Results: The cultivated oral epithelial sheet had four to five layers of stratified, well-differentiated cells. EM revealed that the epithelial cells were very similar in appearance to those of normal corneal epithelium, had numerous desmosomal junctions, and were attached to a basement membrane with hemidesmosomes. Immunohistochemistry confirmed the presence of the keratin pair 4 and 13 and keratin-3 in the cultivated oral epithelial cells. Corneas that were grafted with the cultivated oral epithelial cells on an AM carrier were clear and were all epithelialized 10 days after surgery.
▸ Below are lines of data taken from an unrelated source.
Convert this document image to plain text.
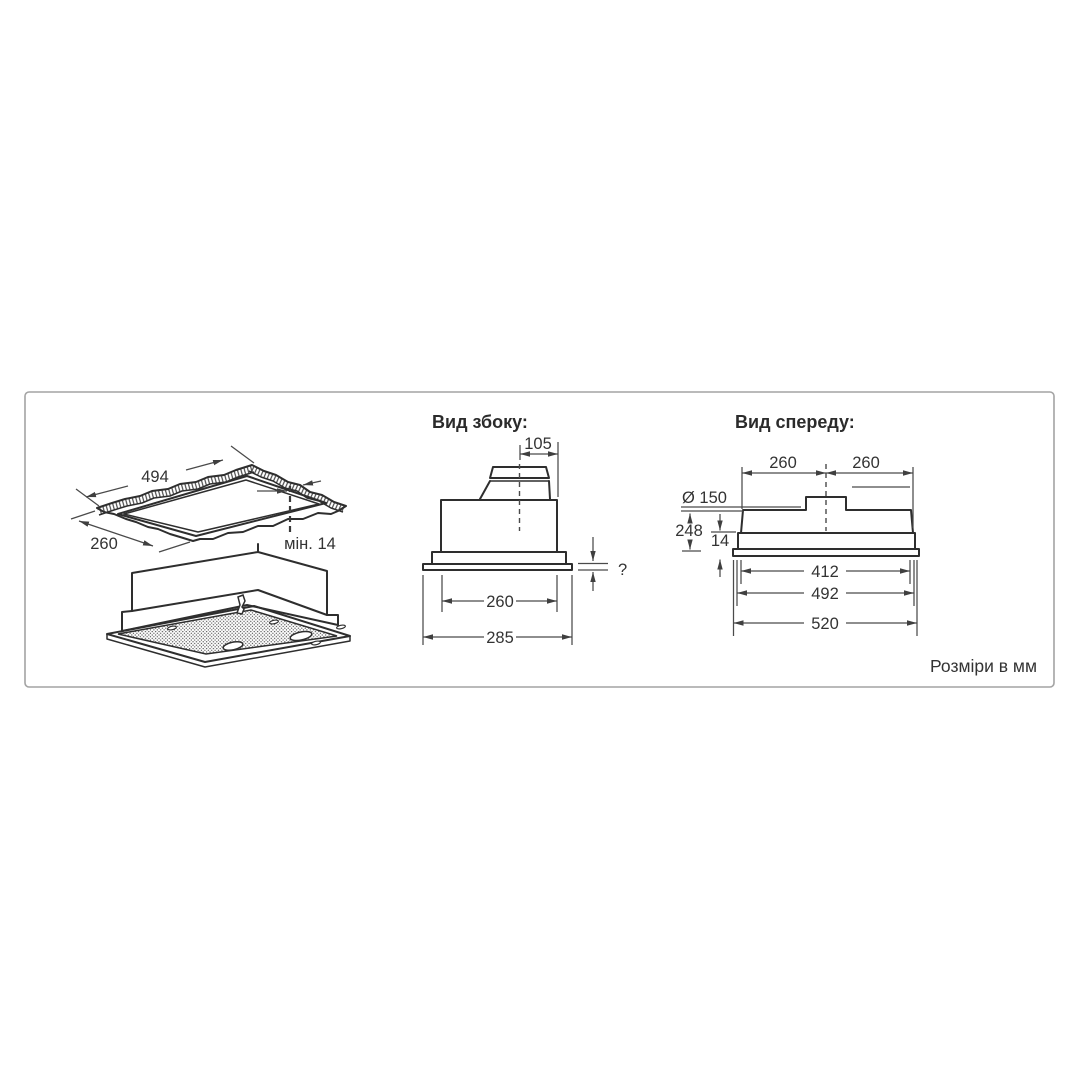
494
260	мін. 14
Вид збоку:
105
?
260
285
Вид спереду:
260	260
Ø 150
248
14
412
492
520
Розміри в мм
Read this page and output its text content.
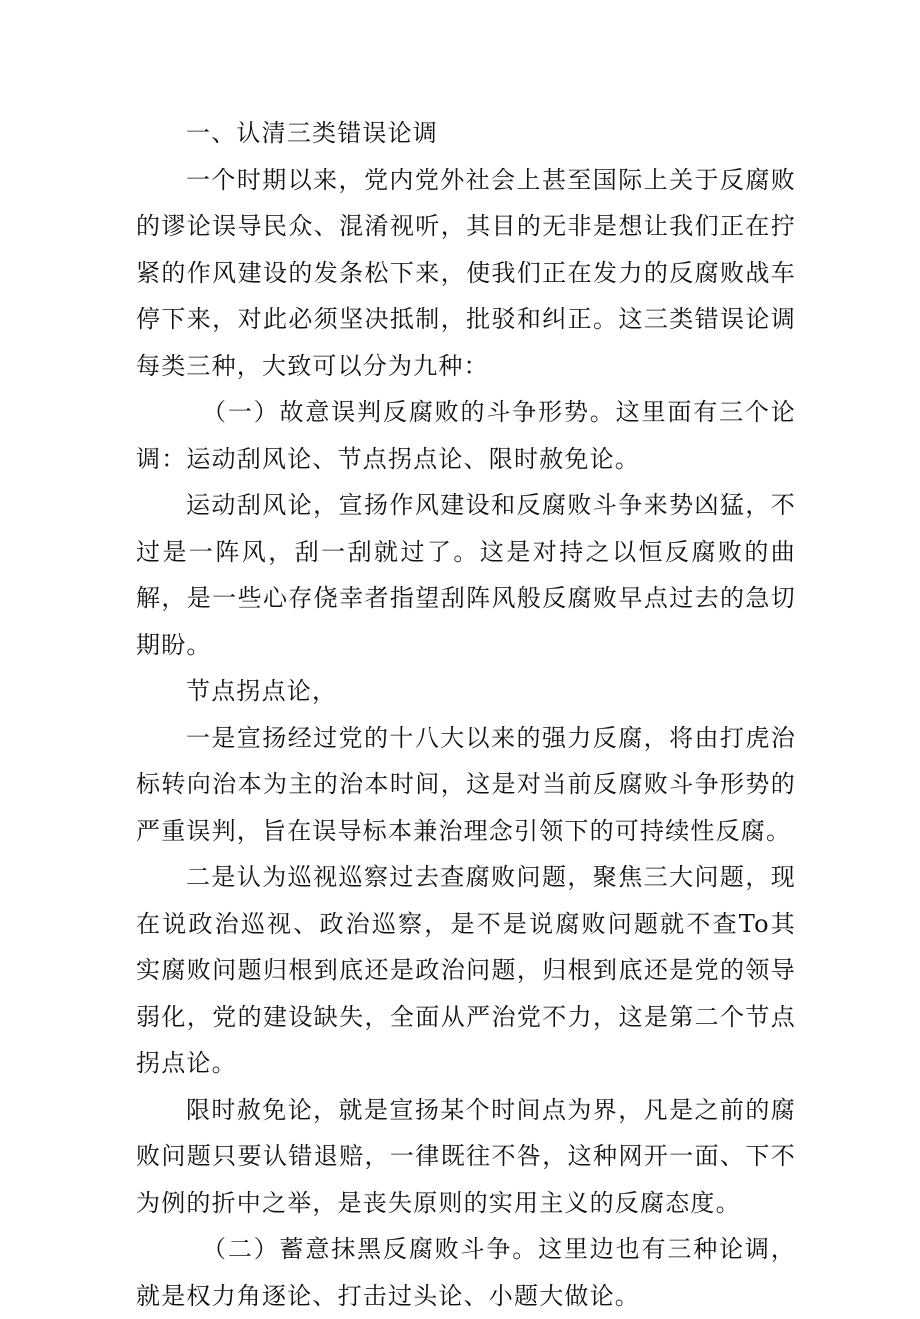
一、认清三类错误论调

一个时期以来，党内党外社会上甚至国际上关于反腐败的谬论误导民众、混淆视听，其目的无非是想让我们正在拧紧的作风建设的发条松下来，使我们正在发力的反腐败战车停下来，对此必须坚决抵制，批驳和纠正。这三类错误论调每类三种，大致可以分为九种：

（一）故意误判反腐败的斗争形势。这里面有三个论调：运动刮风论、节点拐点论、限时赦免论。

运动刮风论，宣扬作风建设和反腐败斗争来势凶猛，不过是一阵风，刮一刮就过了。这是对持之以恒反腐败的曲解，是一些心存侥幸者指望刮阵风般反腐败早点过去的急切期盼。

节点拐点论，

一是宣扬经过党的十八大以来的强力反腐，将由打虎治标转向治本为主的治本时间，这是对当前反腐败斗争形势的严重误判，旨在误导标本兼治理念引领下的可持续性反腐。

二是认为巡视巡察过去查腐败问题，聚焦三大问题，现在说政治巡视、政治巡察，是不是说腐败问题就不查To其实腐败问题归根到底还是政治问题，归根到底还是党的领导弱化，党的建设缺失，全面从严治党不力，这是第二个节点拐点论。

限时赦免论，就是宣扬某个时间点为界，凡是之前的腐败问题只要认错退赔，一律既往不咎，这种网开一面、下不为例的折中之举，是丧失原则的实用主义的反腐态度。

（二）蓄意抹黑反腐败斗争。这里边也有三种论调，就是权力角逐论、打击过头论、小题大做论。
Conclusions: Cultures of oral epithelial cells can be generated to confluence on AM expanded ex vivo from biopsy-derived oral mucosal tissue. Autologous transplantation was performed with these cultivated oral epithelial cells onto the ocular surfaces of keratectomized rabbit eyes. Autologous transplantation of cultivated oral epithelium is a feasible method for ocular surface reconstruction. The long-term outcome of such transplantation is not yet clear, and its feasibility in clinical use should be evaluated further.